Abstract

Abstract Objectives Immunohistochemistry is a diagnostic stain that gives more specificity in testing for a disease and/or condition of patient tissue. Moore Regional Hospital is on the cusp of the LEAN Principle and currently in the early stages. The histology laboratory encountered a “waiting waste” problem due to two areas of histology sharing a common instrument. It is proposed to create a protocol on the Tissue-Tek Prisma stainer specifically for running down immunohistochemistry slides using the same alcohols and xylenes within the current H&E staining protocol. Research is scarce on whether residual eosin, from the dehydrating and coverslip phase, has an effect on immunohistochemistry morphology. Materials Three trial runs were conducted using a cytokeratin immunohistochemistry control. Each trial had dependent variables of staining times, staining parameters, and the changes of alcohol and xylenes.
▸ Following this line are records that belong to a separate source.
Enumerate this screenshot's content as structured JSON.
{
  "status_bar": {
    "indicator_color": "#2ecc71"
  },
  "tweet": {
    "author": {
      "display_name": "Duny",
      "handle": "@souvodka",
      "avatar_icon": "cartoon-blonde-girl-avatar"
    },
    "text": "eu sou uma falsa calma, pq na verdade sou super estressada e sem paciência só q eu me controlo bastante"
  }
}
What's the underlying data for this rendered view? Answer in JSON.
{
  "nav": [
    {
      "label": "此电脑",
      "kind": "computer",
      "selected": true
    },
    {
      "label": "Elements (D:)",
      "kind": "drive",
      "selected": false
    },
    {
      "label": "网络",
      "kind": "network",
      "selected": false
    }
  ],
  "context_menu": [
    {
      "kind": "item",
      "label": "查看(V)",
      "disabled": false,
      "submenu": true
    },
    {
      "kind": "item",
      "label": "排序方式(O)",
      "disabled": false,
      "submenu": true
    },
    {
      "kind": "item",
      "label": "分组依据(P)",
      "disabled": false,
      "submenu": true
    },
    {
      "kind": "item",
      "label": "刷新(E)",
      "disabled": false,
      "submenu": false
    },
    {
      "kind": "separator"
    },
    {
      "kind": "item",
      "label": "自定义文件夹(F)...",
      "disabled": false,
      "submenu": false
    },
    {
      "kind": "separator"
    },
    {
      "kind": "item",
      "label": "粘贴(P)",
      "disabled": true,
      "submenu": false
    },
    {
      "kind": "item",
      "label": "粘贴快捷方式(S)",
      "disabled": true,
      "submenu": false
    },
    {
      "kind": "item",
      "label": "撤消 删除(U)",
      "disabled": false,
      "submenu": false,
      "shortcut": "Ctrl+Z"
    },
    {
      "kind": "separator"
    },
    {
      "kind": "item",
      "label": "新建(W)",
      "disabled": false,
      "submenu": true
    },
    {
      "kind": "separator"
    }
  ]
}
Cytokeratin is a feasible slide to use considering time stipulations and due to its prominent positivity. The instruments used in this validation were the BenchMark Ultra and the Tissue-Tek automatic stainer. The reagents used in this validation were the DAB chromagen, Hematoxylin (Ventana), Bluing (Ventana), Xylene (Cardinal), and Alcohol (Cardinal). Results Interpretations concluded that residual eosin does not have any direct artifact or undesirable outcomes. However, minor findings were noted on how the depar solutions did affect the visual quality of the cytokeratin. Conclusions Pros and cons were discussed in terms of moving forward with this process and improving the overall quality of the histology laboratory. It was decided that the lab move forward with the process or automatically running immunoslides down in automatic stainer. The overall quality of the slides improved due to the decrease in human variability and there is time added for the IHC tech to complete other tasks.